The plaintiff brought this action to recover payments due under an agreement with the defendant for the lease of computer equipment. The defendant interposed counterclaims for damages due to the plaintiff’s alleged breach of the lease and a prior maintenance agreement and for damages based on fraud and negligent misrepresentation in the inducement of the contract. Special Term denied the plaintiff’s motion and determined that there were issues of fact as to whether representations were made to the defendant’s president and as to whether these statements created a relationship of confidence between the parties.

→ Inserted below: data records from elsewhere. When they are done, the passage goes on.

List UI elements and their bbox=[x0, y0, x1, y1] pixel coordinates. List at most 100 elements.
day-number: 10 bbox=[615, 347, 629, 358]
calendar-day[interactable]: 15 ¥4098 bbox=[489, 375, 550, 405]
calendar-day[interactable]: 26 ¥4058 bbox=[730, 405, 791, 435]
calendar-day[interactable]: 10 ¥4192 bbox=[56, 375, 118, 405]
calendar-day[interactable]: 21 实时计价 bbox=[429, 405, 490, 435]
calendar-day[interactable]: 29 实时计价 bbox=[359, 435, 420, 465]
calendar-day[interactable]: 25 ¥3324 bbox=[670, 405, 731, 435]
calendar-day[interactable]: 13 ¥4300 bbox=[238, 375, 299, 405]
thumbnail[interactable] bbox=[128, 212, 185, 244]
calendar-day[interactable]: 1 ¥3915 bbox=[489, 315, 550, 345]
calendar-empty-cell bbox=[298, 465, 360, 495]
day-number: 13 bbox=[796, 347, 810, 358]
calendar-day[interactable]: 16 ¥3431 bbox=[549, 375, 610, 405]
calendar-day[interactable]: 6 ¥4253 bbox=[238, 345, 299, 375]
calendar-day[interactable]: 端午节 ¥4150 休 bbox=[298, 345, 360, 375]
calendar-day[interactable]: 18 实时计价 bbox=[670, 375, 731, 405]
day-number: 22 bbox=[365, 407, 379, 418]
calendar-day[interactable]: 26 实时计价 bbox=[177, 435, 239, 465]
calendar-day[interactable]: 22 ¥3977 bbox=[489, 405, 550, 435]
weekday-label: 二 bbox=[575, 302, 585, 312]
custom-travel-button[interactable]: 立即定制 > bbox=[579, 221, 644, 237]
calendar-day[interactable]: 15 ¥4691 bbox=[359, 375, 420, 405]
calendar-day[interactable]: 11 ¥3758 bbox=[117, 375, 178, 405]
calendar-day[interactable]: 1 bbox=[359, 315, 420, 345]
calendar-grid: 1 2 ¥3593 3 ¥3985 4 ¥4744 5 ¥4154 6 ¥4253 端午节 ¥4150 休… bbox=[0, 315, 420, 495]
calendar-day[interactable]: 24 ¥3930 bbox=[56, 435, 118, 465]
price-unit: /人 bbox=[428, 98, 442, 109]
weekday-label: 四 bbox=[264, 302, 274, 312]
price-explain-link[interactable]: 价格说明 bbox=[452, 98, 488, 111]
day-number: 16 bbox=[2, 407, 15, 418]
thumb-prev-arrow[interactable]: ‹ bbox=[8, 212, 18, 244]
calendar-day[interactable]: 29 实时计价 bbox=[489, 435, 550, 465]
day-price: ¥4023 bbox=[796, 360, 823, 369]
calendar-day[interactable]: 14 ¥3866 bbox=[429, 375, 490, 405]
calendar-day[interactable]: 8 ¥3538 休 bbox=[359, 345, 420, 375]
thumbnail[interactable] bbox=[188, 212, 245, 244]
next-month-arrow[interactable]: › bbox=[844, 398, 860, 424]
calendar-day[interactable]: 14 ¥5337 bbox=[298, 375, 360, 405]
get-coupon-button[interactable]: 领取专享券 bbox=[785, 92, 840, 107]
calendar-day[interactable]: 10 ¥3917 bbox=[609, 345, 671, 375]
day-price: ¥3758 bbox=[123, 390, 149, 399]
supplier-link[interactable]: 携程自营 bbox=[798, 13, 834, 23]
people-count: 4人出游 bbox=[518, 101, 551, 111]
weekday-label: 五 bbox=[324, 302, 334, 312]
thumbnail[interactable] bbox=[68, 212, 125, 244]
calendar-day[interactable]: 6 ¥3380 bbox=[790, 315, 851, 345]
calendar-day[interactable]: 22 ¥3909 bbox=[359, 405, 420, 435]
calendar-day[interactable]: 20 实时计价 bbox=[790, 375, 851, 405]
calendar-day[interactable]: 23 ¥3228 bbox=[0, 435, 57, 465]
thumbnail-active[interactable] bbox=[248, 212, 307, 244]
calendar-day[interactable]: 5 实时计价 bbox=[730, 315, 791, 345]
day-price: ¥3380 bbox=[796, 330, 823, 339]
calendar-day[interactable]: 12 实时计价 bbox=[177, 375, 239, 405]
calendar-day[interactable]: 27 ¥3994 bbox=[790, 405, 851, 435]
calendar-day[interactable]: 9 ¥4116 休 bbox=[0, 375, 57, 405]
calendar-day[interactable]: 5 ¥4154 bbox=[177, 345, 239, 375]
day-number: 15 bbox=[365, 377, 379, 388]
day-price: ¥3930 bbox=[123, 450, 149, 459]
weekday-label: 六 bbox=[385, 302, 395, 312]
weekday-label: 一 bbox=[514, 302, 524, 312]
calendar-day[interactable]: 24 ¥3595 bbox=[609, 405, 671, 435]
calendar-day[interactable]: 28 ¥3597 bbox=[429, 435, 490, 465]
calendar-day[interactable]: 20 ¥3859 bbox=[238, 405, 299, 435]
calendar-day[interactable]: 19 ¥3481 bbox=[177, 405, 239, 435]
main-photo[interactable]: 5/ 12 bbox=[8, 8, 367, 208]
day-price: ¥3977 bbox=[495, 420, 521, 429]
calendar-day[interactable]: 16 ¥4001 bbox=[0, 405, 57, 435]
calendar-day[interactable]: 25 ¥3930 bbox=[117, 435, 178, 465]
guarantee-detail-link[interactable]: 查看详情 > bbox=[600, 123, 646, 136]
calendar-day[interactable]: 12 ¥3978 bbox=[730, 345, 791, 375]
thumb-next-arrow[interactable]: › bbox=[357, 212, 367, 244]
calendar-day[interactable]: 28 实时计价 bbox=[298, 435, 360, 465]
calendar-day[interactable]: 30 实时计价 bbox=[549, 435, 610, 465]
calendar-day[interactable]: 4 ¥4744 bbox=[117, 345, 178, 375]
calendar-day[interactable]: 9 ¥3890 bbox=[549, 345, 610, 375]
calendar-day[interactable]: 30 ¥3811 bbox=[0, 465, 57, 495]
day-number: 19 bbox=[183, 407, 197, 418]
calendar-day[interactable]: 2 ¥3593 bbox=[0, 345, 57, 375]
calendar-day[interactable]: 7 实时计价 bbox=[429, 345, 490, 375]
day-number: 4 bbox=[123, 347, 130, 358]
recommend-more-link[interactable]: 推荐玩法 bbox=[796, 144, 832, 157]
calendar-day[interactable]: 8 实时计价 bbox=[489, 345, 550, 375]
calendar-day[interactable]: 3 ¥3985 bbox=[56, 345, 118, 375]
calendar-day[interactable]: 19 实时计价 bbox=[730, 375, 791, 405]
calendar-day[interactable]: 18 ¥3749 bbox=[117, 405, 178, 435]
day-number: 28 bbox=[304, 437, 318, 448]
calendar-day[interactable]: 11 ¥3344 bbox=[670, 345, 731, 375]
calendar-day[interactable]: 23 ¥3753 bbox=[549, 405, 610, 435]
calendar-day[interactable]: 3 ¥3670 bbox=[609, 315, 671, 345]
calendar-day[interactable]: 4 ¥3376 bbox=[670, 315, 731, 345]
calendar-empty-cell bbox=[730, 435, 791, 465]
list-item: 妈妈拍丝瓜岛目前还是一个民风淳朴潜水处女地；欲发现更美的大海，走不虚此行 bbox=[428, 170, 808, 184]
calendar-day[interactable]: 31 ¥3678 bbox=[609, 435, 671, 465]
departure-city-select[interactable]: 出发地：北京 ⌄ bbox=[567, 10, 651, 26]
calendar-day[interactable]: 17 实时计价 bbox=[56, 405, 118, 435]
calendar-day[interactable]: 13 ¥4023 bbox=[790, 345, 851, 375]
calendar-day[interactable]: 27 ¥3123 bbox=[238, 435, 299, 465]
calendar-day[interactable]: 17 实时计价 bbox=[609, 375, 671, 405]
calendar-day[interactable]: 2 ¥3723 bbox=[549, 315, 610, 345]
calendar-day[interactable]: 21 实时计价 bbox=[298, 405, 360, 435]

The counterclaims to recover damages for fraud and negligent misrepresentation should be dismissed. The lease expressly disclaims any warranty as to merchantability or fitness for a particular purpose and any representation as to capacity, suitability for use or performance. Since the disclaimer specifically covers the subject of the alleged representations, the defendant’s claim of reliance is negated, and it is precluded from presenting evidence to show fraud in the inducement of the contract (see, Danann Realty Corp. v Harris, 5 NY2d 317; see also, Citibank v Plapinger, 66 NY2d 90, rearg denied 67 NY2d 647). Similarly, the disclaimer would defeat the defendant’s claim to recover damages for negligent representation, even if the defendant had met its burden of presenting sufficient facts to show that a special relationship existed between the parties (see, Dorsey Prods. Corp. v United *623States Rubber Co., 21 AD2d 866, affd 16 NY2d 925, rearg denied 16 NY2d 1082). In any case, the defendant failed to allege facts sufficient to raise a triable issue of fact on its claims to recover damages for fraud and negligent misrepresentation but instead offered only the vague allegations that the plaintiff’s marketing representatives had made false statements as to the quality of its product (see, Zuckerman v City of New York, 49 NY2d 557).
The denial of partial summary judgment dismissing that portion of the defendant’s first counterclaim involving an alleged breach of the maintenance agreement was proper as triable issues of fact exist with respect to it. Thompson, J. P., Bracken, Eiber and Spatt, JJ., concur.